Jugendliche aus Fukushima in Lech

Wenn Shiori Itoi durch ihre Heimatstadt geht, betrachtet sie oft nachdenklich die Schiffe. Sie ankern nicht im Hafen, sie liegen inmitten der Trümmer. Minamisoma ist drei Kilometer weit vom Meer entfernt. Aber die Flutwelle, die am 11. März 2011 auch über die Küstenstädte der japanischen Präfektur Fukushima hereinbrach, hat Spuren hinterlassen. Gut sichtbar, auch fünf Monate nach der Katastrophe.

Einladung vom Rotary Club

Die 15-Jährige sitzt jetzt in der Gästestube im Hotel Gotthard in Lech. Gemeinsam mit 20 anderen Jugendlichen aus der Region Fukushima kann sie fast drei Wochen lang in Österreich Urlaub machen. Der Rotary Club hat ihnen die Reise ermöglicht. Etwa Nicole Walch vom Hotel Gotthard, die sie kostenlos ein paar Tage lang in der noblen Herberge einquartiert. Zuvor standen die Japaner schon vor dem Stefansdom, waren in Salzburger Seen baden oder raften in Tiroler Schluchten. Ein Besuch der Festspiele und ein Erlebnistag am Golm liegen noch vor ihnen.

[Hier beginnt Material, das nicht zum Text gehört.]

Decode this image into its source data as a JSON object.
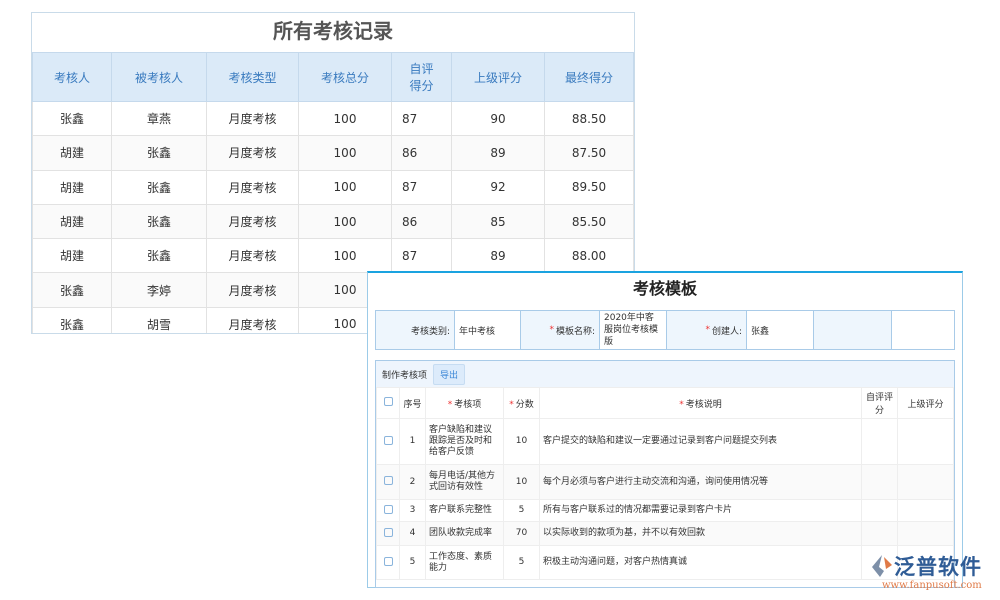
{
  "left": {
    "title": "所有考核记录",
    "headers": [
      "考核人",
      "被考核人",
      "考核类型",
      "考核总分",
      "自评得分",
      "上级评分",
      "最终得分"
    ],
    "rows": [
      [
        "张鑫",
        "章燕",
        "月度考核",
        "100",
        "87",
        "90",
        "88.50"
      ],
      [
        "胡建",
        "张鑫",
        "月度考核",
        "100",
        "86",
        "89",
        "87.50"
      ],
      [
        "胡建",
        "张鑫",
        "月度考核",
        "100",
        "87",
        "92",
        "89.50"
      ],
      [
        "胡建",
        "张鑫",
        "月度考核",
        "100",
        "86",
        "85",
        "85.50"
      ],
      [
        "胡建",
        "张鑫",
        "月度考核",
        "100",
        "87",
        "89",
        "88.00"
      ],
      [
        "张鑫",
        "李婷",
        "月度考核",
        "100",
        "",
        "",
        ""
      ],
      [
        "张鑫",
        "胡雪",
        "月度考核",
        "100",
        "",
        "",
        ""
      ]
    ]
  },
  "right": {
    "title": "考核模板",
    "info": {
      "type_label": "考核类别:",
      "type_value": "年中考核",
      "name_label": "模板名称:",
      "name_value": "2020年中客服岗位考核模版",
      "creator_label": "创建人:",
      "creator_value": "张鑫"
    },
    "toolbar": {
      "label": "制作考核项",
      "export": "导出"
    },
    "headers": [
      "序号",
      "考核项",
      "分数",
      "考核说明",
      "自评评分",
      "上级评分"
    ],
    "rows": [
      [
        "1",
        "客户缺陷和建议跟踪是否及时和给客户反馈",
        "10",
        "客户提交的缺陷和建议一定要通过记录到客户问题提交列表"
      ],
      [
        "2",
        "每月电话/其他方式回访有效性",
        "10",
        "每个月必须与客户进行主动交流和沟通，询问使用情况等"
      ],
      [
        "3",
        "客户联系完整性",
        "5",
        "所有与客户联系过的情况都需要记录到客户卡片"
      ],
      [
        "4",
        "团队收款完成率",
        "70",
        "以实际收到的款项为基，并不以有效回款"
      ],
      [
        "5",
        "工作态度、素质能力",
        "5",
        "积极主动沟通问题，对客户热情真诚"
      ]
    ]
  },
  "logo": {
    "brand": "泛普软件",
    "url": "www.fanpusoft.com"
  }
}
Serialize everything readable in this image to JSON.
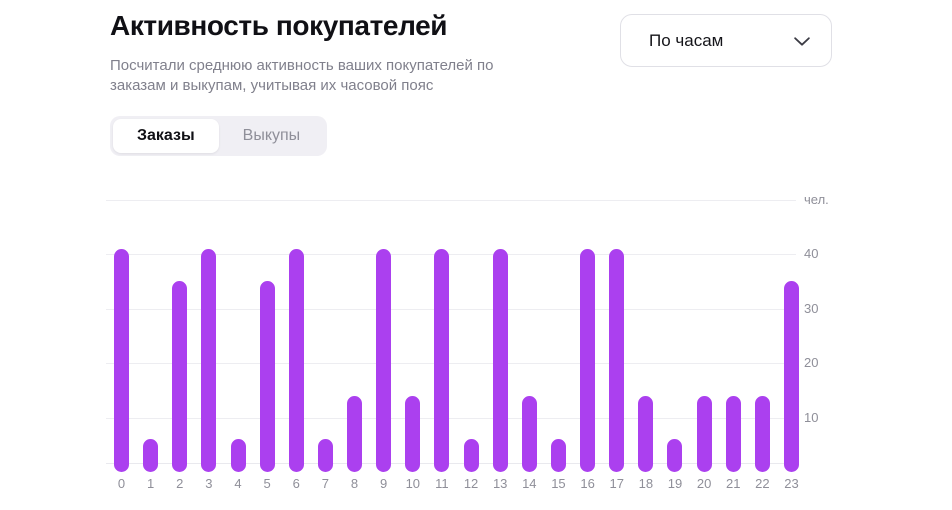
{
  "header": {
    "title": "Активность покупателей",
    "subtitle_line1": "Посчитали среднюю активность ваших покупателей по",
    "subtitle_line2": "заказам и выкупам, учитывая их часовой пояс",
    "period_selector": {
      "value": "По часам",
      "icon": "chevron-down-icon"
    }
  },
  "tabs": [
    {
      "label": "Заказы",
      "selected": true
    },
    {
      "label": "Выкупы",
      "selected": false
    }
  ],
  "chart_data": {
    "type": "bar",
    "title": "Активность покупателей",
    "unit_label": "чел.",
    "categories": [
      "0",
      "1",
      "2",
      "3",
      "4",
      "5",
      "6",
      "7",
      "8",
      "9",
      "10",
      "11",
      "12",
      "13",
      "14",
      "15",
      "16",
      "17",
      "18",
      "19",
      "20",
      "21",
      "22",
      "23"
    ],
    "values": [
      41,
      6,
      35,
      41,
      6,
      35,
      41,
      6,
      14,
      41,
      14,
      41,
      6,
      41,
      14,
      6,
      41,
      41,
      14,
      6,
      14,
      14,
      14,
      35
    ],
    "xlabel": "",
    "ylabel": "чел.",
    "ylim": [
      0,
      50
    ],
    "yticks": [
      10,
      20,
      30,
      40
    ],
    "grid": true,
    "legend": "none",
    "bar_color": "#AB40EF",
    "grid_color": "#ededf1",
    "tick_color": "#8f8f99"
  }
}
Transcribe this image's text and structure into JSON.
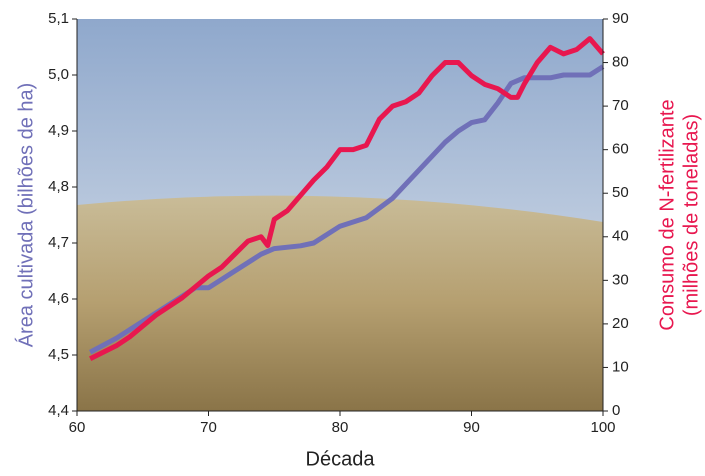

In Lech regnet es in Strömen, die geplante Wanderung wurde abgesagt. Die Jugendlichen scheinen darüber nach dem intensiven Programm der letzten Tage nicht allzu traurig zu sein. Dafür: endlich einmal ausschlafen. Minamisoma ist nur 30 Kilometer vom Kernkraftwerk Fukushima weg. Als innerhalb des Mantels alles außer Kontrolle geriet, war Shiori mit ihrer Familie schon auf der Flucht. Einen Monat lang konnten sie bei Freunden im Landesinneren unterkommen und dort den ersten Schock verdauen. Die Japanerin wohnt mit ihrer Familie nun wieder in ihrem Haus, das intakt blieb. „Aber in unserer Nachbarschaft sind viele Häuser zerstört.“

Shiori spricht leise. Über den Tsunami, Tote und die Angst vor der Strahlung. Die unsichtbare Gefahr ist präsent. „Im Fernsehen wird während der Nachrichten unten die Strahlenbelastung in den einzelnen Städten eingeblendet“, sagt sie. „Wir sind besorgt, weil sie bei uns immer höher ist als woanders.“

Auf der Reise hat sie sich mit Juri Miro angefreundet. Die 17-Jährige war gerade im Turnunterricht am Tischtennis spielen, als das Erdbeben einsetzte. Das Mädchen aus Shinchi lief mit ihren Schulkameraden ins Zentrum. In der Stadthalle fanden sie Unterschlupf. Nach einer Nacht in der Notunterkunft konnte sie nach Hause zurück. Aber es gab keinen Strom, kein Benzin, kaum Essen. Eine Woche lang. Ihr Vater hat durch das Unglück den Job verloren. Das Taxiunternehmen wurde zerstört. „Unsere Schule ist beschädigt. Überall sind Risse in der Wand. Aber man kann sie noch benützen“, erzählt Juri und lächelt schüchtern. Die Tage in Österreich haben ihr gut getan. „Ich fühle mich von innen heraus erneuert. Es gibt immer etwas Neues: Landschaft, Essen, Leute.“ Und noch etwas hebt sie hervor: die Luft. Sauber, unverstrahlt.

“Total gegen Atom”

Klar seine Meinung zum Ausdruck zu bringen, ist in Japan nicht üblich. Trotzdem sagt Juri bestimmt, dass sie von Atomenergie nichts mehr wissen will. „Die Jugend ist total gegen Atom. Wir wurden zum Opfer der Stromversorgung für Tokio.“ Der in Fukushima produzierte Atomstrom geht hauptsächlich in die Hauptstadt. Dort, wo schon längst wieder das normale Leben seinen Lauf nimmt, während in Fukushima nichts mehr ist wie vorher.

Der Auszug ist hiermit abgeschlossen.